Strengths and limitations 
This study has strengths in the method of data collection and analysis. Limitations include: topics such as bladder issues or sexuality were not addressed, and results are limited to patients with a pure form of HSP.

Conclusion 

The consequences of chronic lower-limb spasticity in patients with pure forms of HSP go beyond the well-known consequences such as muscle stiffness and impaired ambulation. HSP is associated with fatigue, pain, unpredictable day-to-day fluctuations, a wide range of physical activity limitations and social participation restrictions, and the continuous need to adjust compensation strategies to overcome these limitations. 

In addition, feelings of shame, fear, frustration, and depressed mood coincide with the disabilities experienced and the judgements made by persons in the social environment. The participants expressed a strong need for interventions not only to reduce the neuromuscular impairments, but also to alleviate fatigue and pain, to improve nighttime rest, and to restore the capacity to perform relevant physical activities and fulfil social roles. 

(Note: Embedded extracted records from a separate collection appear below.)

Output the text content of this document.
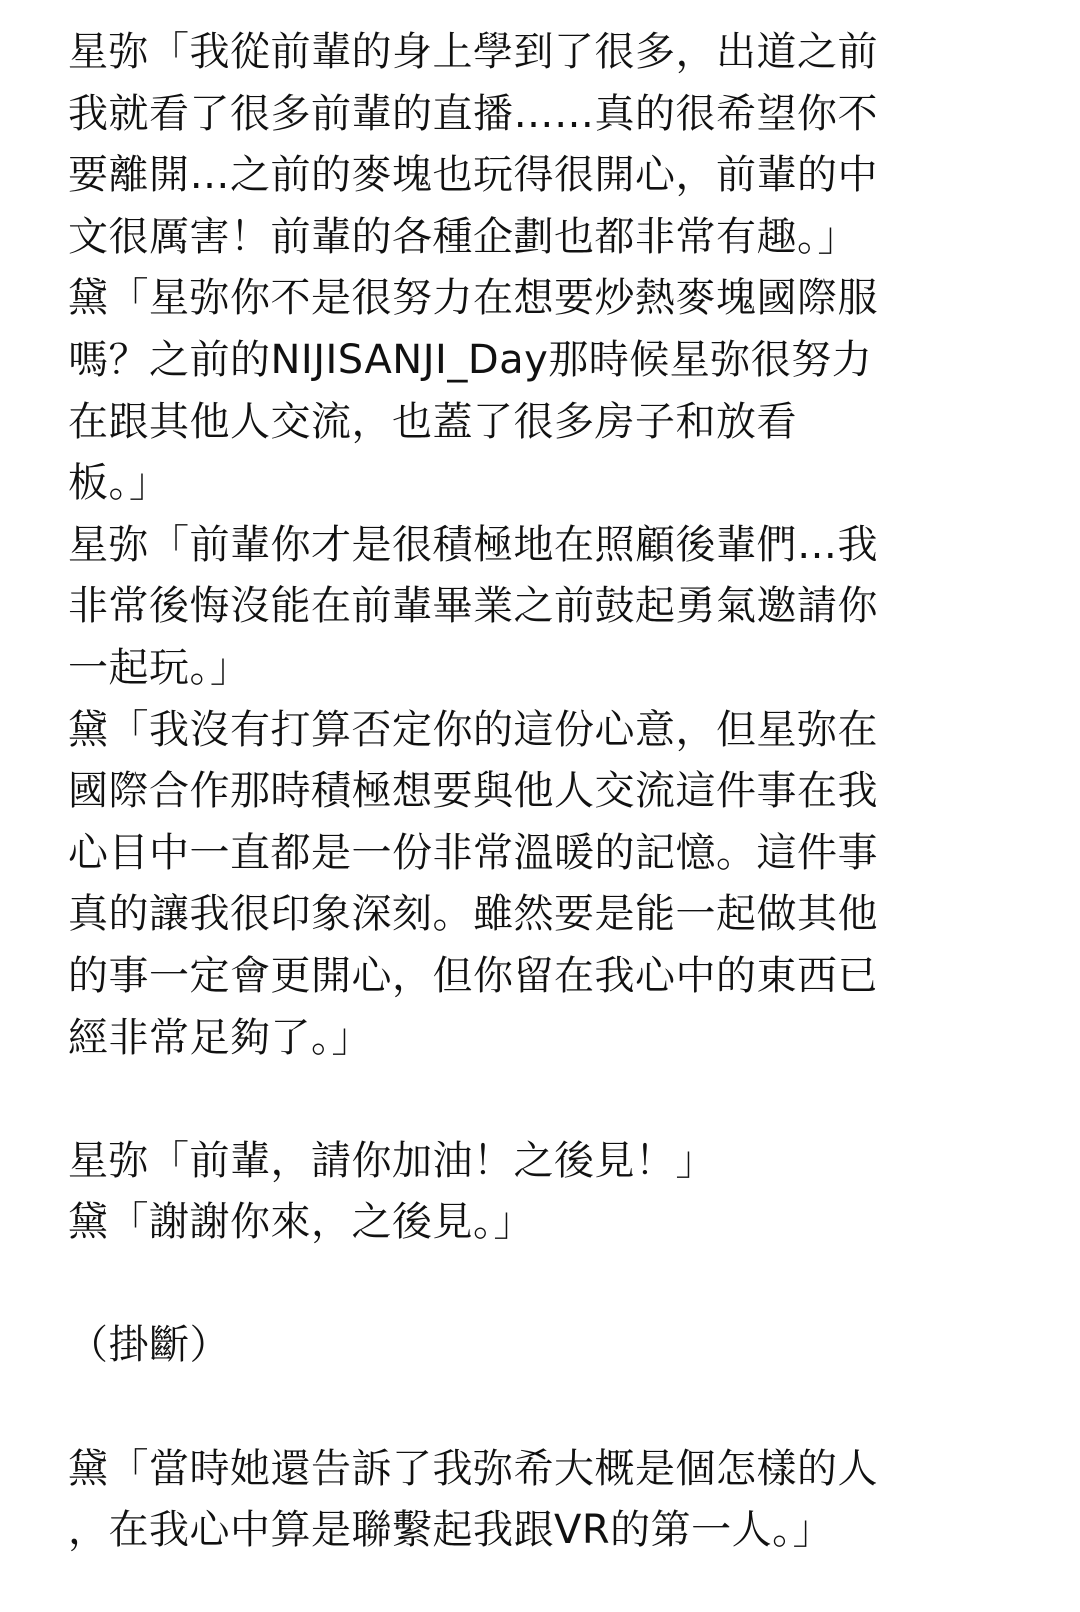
星弥「我從前輩的身上學到了很多，出道之前
我就看了很多前輩的直播……真的很希望你不
要離開…之前的麥塊也玩得很開心，前輩的中
文很厲害！前輩的各種企劃也都非常有趣。」
黛「星弥你不是很努力在想要炒熱麥塊國際服
嗎？之前的NIJISANJI_Day那時候星弥很努力
在跟其他人交流，也蓋了很多房子和放看
板。」
星弥「前輩你才是很積極地在照顧後輩們…我
非常後悔沒能在前輩畢業之前鼓起勇氣邀請你
一起玩。」
黛「我沒有打算否定你的這份心意，但星弥在
國際合作那時積極想要與他人交流這件事在我
心目中一直都是一份非常溫暖的記憶。這件事
真的讓我很印象深刻。雖然要是能一起做其他
的事一定會更開心，但你留在我心中的東西已
經非常足夠了。」
星弥「前輩，請你加油！之後見！」
黛「謝謝你來，之後見。」
（掛斷）
黛「當時她還告訴了我弥希大概是個怎樣的人
，在我心中算是聯繫起我跟VR的第一人。」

Spasticity rehabilitation regimens should therefore be tailored to the individual needs of the person with HSP, based on careful personalised monitoring that includes patient-reported outcomes. Enhancing self-management may empower patients to gain control of the consequences of chronic spasticity in their daily lives.

My Final observations

I'm very pleased that this paper has been published. It puts the frustrations that people often have with HSP into clear understandable language. A lot of the findings are similar to those reported in my survey results. 



Friday, 10 May 2019

Symptoms update: (all the) small things

No, its not the start of the song (Blink 182, 1999), but a collection of a few small differences that I've noticed in recent months. This is, therefore, a symptoms update post.

Bladder Medication

I had been finding that my bladder was beginning to annoy me a bit more, especially in the afternoons. I mentioned this when I went for my appointment in London at the National Hospital. It was suggested that we just increase my medication. When I went for my GP appointment afterwards we looked at the prescription I was on and the scope for increasing the dose.

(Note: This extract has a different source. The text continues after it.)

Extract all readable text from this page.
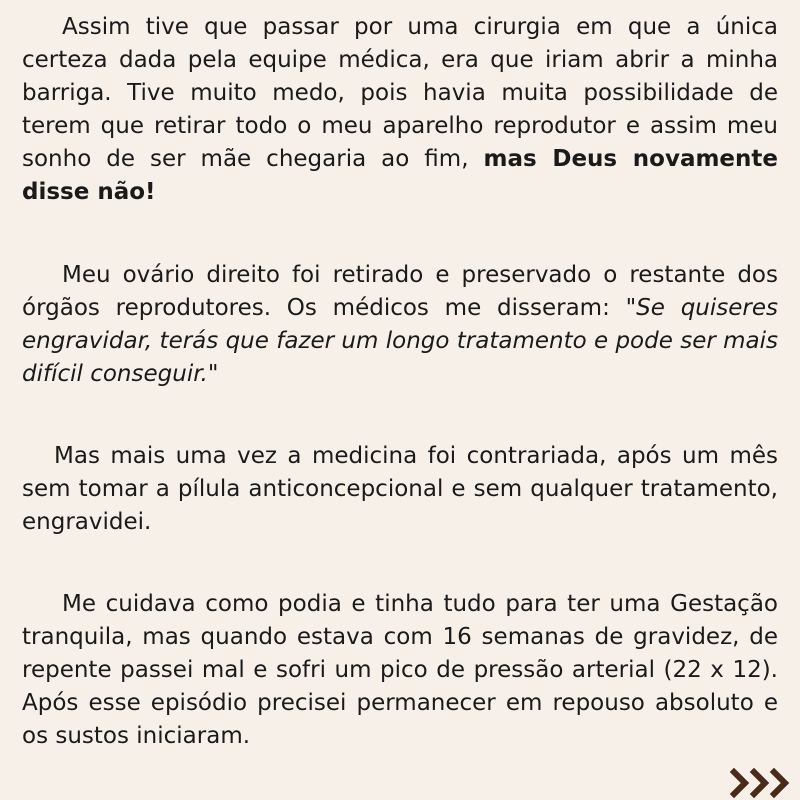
Assim tive que passar por uma cirurgia em que a única certeza dada pela equipe médica, era que iriam abrir a minha barriga. Tive muito medo, pois havia muita possibilidade de terem que retirar todo o meu aparelho reprodutor e assim meu sonho de ser mãe chegaria ao fim, mas Deus novamente disse não!

Meu ovário direito foi retirado e preservado o restante dos órgãos reprodutores. Os médicos me disseram: "Se quiseres engravidar, terás que fazer um longo tratamento e pode ser mais difícil conseguir."

Mas mais uma vez a medicina foi contrariada, após um mês sem tomar a pílula anticoncepcional e sem qualquer tratamento, engravidei.

Me cuidava como podia e tinha tudo para ter uma Gestação tranquila, mas quando estava com 16 semanas de gravidez, de repente passei mal e sofri um pico de pressão arterial (22 x 12). Após esse episódio precisei permanecer em repouso absoluto e os sustos iniciaram.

It seems that I am already on the maximum dose for this medication, so we are trying out two different approaches. The first approach (I've not actually got round to trying yet) is that the medication is available in half doses, so the option is to take a half done in the morning and another in the evening.

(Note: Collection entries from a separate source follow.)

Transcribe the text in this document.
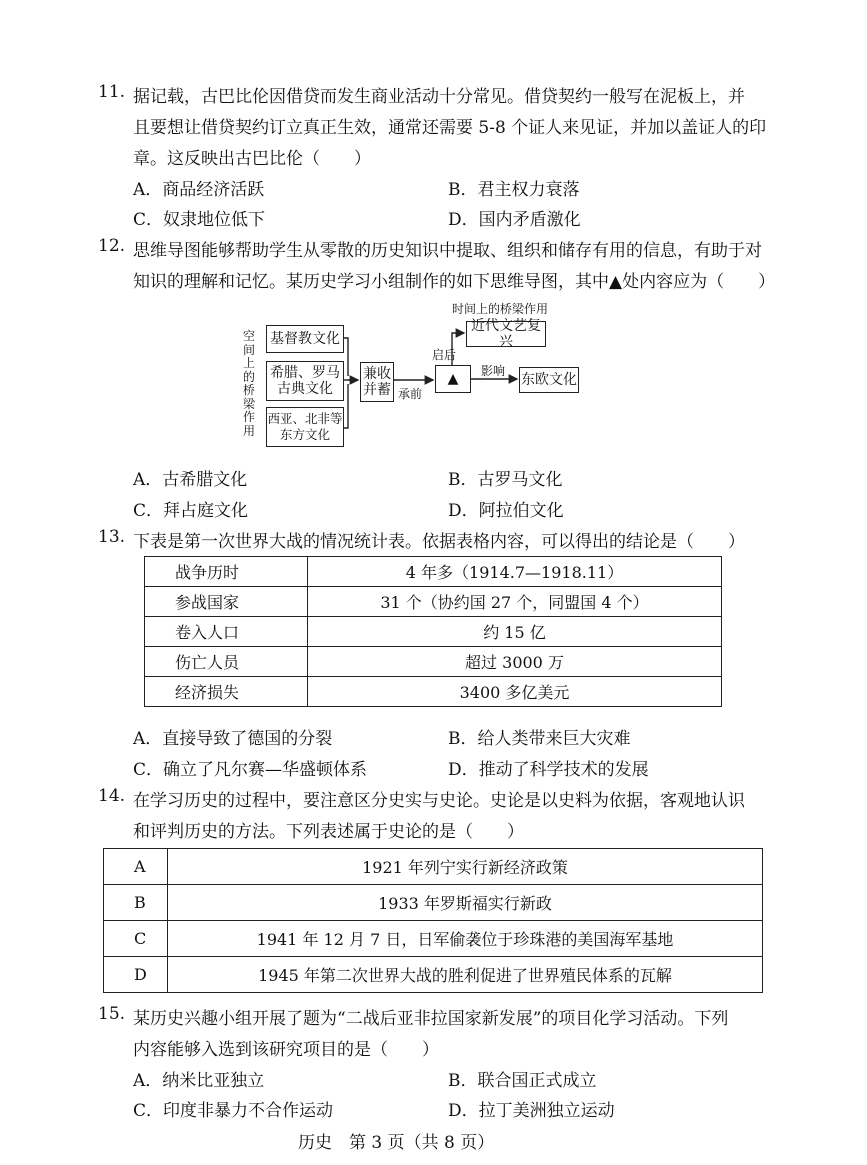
11. 据记载，古巴比伦因借贷而发生商业活动十分常见。借贷契约一般写在泥板上，并
且要想让借贷契约订立真正生效，通常还需要 5-8 个证人来见证，并加以盖证人的印
章。这反映出古巴比伦（　　）
A．商品经济活跃	B．君主权力衰落
C．奴隶地位低下	D．国内矛盾激化
12. 思维导图能够帮助学生从零散的历史知识中提取、组织和储存有用的信息，有助于对
知识的理解和记忆。某历史学习小组制作的如下思维导图，其中▲处内容应为（　　）
时间上的桥梁作用
空间上的桥梁作用
基督教文化
希腊、罗马
古典文化
西亚、北非等
东方文化
兼收
并蓄 承前
启后
▲	影响
近代文艺复兴
东欧文化
A．古希腊文化	B．古罗马文化
C．拜占庭文化	D．阿拉伯文化
13. 下表是第一次世界大战的情况统计表。依据表格内容，可以得出的结论是（　　）
战争历时	4 年多（1914.7—1918.11）
参战国家	31 个（协约国 27 个，同盟国 4 个）
卷入人口	约 15 亿
伤亡人员	超过 3000 万
经济损失	3400 多亿美元
A．直接导致了德国的分裂	B．给人类带来巨大灾难
C．确立了凡尔赛—华盛顿体系	D．推动了科学技术的发展
14. 在学习历史的过程中，要注意区分史实与史论。史论是以史料为依据，客观地认识
和评判历史的方法。下列表述属于史论的是（　　）
A	1921 年列宁实行新经济政策
B	1933 年罗斯福实行新政
C	1941 年 12 月 7 日，日军偷袭位于珍珠港的美国海军基地
D	1945 年第二次世界大战的胜利促进了世界殖民体系的瓦解
15. 某历史兴趣小组开展了题为“二战后亚非拉国家新发展”的项目化学习活动。下列
内容能够入选到该研究项目的是（　　）
A．纳米比亚独立	B．联合国正式成立
C．印度非暴力不合作运动	D．拉丁美洲独立运动
历史　第 3 页（共 8 页）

The second approach (the one which I am trying first), which is simply to take the medication in the morning rather than in the evening before going to bed. I had read that one of the symptoms was that the medication might make you sleepy, so I had decided to take it at the end of the day. However, the thought is that the medication is wearing off before the 24 hours is up. By taking it in the morning I get the full day of benefit, and I'm asleep at night. This turns out to be effective. I'm not noticing the tiredness side effect, and the problem appears to have gone away.

Sleeping

I'm finding that it is slightly less comfortable to lay on my back with my legs straight than it is to lay on my side with my legs bent. I suspect that this is some residual spasticity in my legs. There's a part of me which wants to lay on my back and get a good long light stretch in my legs leaving them straight, whereas in practice I'm tending to roll onto my side and bend my legs to be more comfortable.

Stairs

When we stayed in the Lake District at Easter we were in a small cottage. The stairs were very steep to get upstairs, and included a corner. I noticed that it was more difficult to get up and down those stairs than it is to get up and down the stairs I usually encounter at home and work. Progress on the steep stairs was manageable, but slow. I had to make much more use of handrails and other hold-ables than normal, and carrying a cup of coffee upstairs was somewhat a challenge! Perhaps this a preview of what is coming later down the line.